Syazni spielt seit 13 Jahren Unihockey, seit neun Jahren im Nationalteam von Singapur. Er fand zufällig zu diesem Sport. «Erst hatten sie in meiner Schule die Fussball-Abteilung geschlossen. Ich begann, Landhockey zu spielen. Dann wechselte ich an eine andere Schule, die lediglich ein Unihockeyteam führte. Ich verliebte mich aber sofort in diese Sportart», erzählt Syazni.
Taktiktafel als Geschenk
Lukas Schüepp lobt den temporären Zuzug Wiler-Ersigens. «Syazni ist aufmerksam und wissbegierig. Er war schnell integriert», sagt der Nachwuchs-Verantwortliche des 10-fachen Schweizer Meisters. «Wir haben von Syazni auch lernen können», sagt Schüepp. «Sein Wagemut, ganz allein nach Europa zu kommen und der starke Wille, sich weiter zu entwickeln, sind inspirierend.» Schüepp attestiert Syazni, der überwiegend mit dem U-21-Team trainiert hat, gutes NLB-Niveau. Als Geschenk durfte der Mann aus Singapur eine Taktiktafel mit den Unterschriften seiner Vorbilder mit nach Hause nehmen.

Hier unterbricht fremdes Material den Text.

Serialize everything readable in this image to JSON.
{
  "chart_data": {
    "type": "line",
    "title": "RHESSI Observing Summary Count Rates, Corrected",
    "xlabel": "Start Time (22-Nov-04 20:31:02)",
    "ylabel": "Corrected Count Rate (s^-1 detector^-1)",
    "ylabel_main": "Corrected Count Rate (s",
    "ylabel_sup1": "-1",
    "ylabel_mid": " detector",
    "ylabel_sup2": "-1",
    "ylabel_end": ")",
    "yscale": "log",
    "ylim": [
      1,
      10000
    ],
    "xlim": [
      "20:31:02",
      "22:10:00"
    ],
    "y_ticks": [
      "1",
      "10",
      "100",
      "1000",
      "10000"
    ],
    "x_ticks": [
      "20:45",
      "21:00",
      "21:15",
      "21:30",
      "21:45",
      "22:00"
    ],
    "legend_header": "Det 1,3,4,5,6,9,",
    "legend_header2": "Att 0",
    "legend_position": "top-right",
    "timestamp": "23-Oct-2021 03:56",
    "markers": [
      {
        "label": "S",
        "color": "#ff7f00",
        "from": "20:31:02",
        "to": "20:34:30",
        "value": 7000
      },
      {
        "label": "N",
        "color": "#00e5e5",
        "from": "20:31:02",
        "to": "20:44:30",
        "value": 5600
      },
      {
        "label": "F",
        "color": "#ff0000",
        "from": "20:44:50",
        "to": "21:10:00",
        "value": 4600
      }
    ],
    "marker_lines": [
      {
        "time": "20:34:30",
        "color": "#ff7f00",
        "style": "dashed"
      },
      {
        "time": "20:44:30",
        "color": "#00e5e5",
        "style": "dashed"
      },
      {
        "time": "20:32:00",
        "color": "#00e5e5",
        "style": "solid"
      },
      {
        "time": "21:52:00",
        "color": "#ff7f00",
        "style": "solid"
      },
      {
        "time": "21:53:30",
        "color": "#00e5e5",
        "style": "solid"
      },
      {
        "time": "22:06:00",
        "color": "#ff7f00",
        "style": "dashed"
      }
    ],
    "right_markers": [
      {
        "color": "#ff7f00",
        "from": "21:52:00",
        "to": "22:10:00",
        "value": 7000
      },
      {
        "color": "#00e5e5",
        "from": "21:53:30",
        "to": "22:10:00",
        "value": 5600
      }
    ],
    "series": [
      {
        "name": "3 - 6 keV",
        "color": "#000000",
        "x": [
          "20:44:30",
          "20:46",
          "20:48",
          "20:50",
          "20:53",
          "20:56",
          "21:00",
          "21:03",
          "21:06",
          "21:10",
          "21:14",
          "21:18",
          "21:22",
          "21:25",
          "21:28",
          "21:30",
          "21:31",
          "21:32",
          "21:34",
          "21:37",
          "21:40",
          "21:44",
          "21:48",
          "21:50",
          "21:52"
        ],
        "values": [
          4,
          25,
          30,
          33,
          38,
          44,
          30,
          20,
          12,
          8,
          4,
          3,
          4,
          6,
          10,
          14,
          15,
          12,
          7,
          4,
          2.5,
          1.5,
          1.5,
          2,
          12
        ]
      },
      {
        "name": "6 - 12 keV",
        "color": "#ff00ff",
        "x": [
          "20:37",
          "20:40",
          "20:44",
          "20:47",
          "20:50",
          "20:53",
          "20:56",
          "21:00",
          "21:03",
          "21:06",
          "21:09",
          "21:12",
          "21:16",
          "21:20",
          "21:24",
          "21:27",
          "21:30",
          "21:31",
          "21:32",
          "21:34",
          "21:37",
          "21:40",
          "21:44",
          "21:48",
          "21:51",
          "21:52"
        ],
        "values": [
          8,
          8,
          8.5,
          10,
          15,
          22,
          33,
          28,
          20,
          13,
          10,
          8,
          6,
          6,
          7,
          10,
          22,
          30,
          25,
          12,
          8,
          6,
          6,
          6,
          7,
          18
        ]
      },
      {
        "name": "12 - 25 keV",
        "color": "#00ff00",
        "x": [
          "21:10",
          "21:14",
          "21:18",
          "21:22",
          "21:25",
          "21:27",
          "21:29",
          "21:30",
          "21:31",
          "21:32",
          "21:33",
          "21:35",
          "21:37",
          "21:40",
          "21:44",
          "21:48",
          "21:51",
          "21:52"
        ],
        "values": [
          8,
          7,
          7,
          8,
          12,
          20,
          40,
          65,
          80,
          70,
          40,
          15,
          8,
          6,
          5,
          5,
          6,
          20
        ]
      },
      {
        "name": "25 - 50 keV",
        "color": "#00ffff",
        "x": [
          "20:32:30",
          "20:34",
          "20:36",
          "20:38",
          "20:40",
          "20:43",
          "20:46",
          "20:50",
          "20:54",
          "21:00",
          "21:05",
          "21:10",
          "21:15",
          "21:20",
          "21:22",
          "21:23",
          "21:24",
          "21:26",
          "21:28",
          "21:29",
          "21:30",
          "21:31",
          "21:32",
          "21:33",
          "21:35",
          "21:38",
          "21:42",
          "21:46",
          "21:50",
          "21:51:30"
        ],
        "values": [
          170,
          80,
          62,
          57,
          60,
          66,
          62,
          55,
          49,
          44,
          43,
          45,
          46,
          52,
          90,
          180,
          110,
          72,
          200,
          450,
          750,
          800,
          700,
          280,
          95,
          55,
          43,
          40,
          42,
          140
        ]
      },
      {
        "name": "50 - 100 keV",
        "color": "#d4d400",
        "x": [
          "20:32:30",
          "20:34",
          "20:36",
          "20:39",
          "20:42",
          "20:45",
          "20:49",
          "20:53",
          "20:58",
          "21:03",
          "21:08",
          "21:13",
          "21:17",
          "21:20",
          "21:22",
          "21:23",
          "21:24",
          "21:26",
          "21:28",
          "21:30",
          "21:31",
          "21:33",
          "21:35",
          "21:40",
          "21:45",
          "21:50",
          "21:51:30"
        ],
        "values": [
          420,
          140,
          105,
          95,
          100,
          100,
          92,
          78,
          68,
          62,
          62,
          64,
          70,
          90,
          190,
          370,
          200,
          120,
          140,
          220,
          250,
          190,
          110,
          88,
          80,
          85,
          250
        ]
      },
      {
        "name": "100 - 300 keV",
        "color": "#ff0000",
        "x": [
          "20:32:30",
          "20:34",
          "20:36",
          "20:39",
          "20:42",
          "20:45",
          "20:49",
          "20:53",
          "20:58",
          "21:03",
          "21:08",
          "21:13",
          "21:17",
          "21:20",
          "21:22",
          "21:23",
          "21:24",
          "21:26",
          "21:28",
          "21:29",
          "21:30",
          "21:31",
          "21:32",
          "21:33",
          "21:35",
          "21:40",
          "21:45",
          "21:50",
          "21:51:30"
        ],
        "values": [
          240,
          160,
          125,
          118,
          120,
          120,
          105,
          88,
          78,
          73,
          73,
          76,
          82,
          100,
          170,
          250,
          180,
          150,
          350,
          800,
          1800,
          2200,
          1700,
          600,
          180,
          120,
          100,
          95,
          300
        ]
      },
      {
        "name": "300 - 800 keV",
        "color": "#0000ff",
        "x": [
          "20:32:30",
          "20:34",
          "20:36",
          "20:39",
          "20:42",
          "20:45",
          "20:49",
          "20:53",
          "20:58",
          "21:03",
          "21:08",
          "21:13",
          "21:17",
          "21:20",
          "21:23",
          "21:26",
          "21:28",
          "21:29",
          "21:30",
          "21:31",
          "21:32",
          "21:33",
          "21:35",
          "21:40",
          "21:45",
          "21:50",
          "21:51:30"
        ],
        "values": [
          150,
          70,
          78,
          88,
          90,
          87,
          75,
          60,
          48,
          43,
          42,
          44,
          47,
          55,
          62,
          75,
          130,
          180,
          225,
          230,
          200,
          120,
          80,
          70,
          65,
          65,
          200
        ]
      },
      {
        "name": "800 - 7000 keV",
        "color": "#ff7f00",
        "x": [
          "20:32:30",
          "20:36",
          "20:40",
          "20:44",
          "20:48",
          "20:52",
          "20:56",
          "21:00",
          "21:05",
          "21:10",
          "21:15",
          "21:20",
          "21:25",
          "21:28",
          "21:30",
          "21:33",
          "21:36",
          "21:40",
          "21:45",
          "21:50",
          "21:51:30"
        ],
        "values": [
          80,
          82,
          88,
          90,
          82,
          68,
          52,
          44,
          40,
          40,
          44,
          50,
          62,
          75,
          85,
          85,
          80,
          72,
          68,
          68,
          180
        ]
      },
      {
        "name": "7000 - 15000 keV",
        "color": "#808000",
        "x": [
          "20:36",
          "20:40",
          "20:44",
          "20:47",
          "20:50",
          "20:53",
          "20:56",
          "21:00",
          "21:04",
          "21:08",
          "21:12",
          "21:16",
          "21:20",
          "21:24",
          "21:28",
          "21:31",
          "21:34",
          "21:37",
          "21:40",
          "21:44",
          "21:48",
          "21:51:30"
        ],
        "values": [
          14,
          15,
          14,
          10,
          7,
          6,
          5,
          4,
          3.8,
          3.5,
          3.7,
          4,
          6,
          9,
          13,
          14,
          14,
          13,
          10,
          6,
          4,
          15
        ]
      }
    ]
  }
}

Ehrgeiziges Ziel an der WM in Riga
Muhammad Syazni Bin Ramlee wird schon bald nach Europa zurückkehren. Singapur hat sich für die Unihockey-WM in Lettland qualifiziert. 16 Teams werden an den Welttitelkämpfen in Riga teilnehmen (3. bis 11. Dezember). Das kleine Land an der Grenze zu Malaysia mit seinen 1876 Lizenzierten (Schweiz: 32329) figuriert in der Weltrangliste auf Platz 18. Es holte sein WM-Ticket in der Asien-Zone - wie Asien-Meister Australien und Thailand (Dritter in der Qualifikation). Womöglich kommt es im Baltikum zum dritten WM-Treffen zwischen der Schweiz und Singapur. Syazni spielte bisher zweimal gegen die Eidgenossen. An der WM 2010 verlor Singapur in Helsinki gegen die Abgesandten von swiss unihockey 0:37; zwei Jahre später, an der WM in Bern, 0:35.
Syazni formuliert vor der WM ein ehrgeiziges Ziel: «Ich möchte den inzwischen zurückgetretenen Mohammed Hafeez als WM-Topskorer Singapurs ablösen.» Ein schwieriges Unterfangen: Hafeez hat an den Weltmeisterschaften 2010 und 2012 insgesamt 11 Skorerpunkte gesammelt (8 Tore, 3 Assists). Syazni hält gegenwärtig bei 3 Skorerpunkten (2 Tore, 1 Assists).
Dazu müsste Syazni eine aussergewöhnliche Geschichte schreiben - und vielleicht sogar in einem Spiel gegen die übermächtige Schweiz ein Tor erzielen. Das wäre dann eine ähnlich grosse Sensation wie der Sieg von Schwimmer Schooling über den grossen Michael Phelps.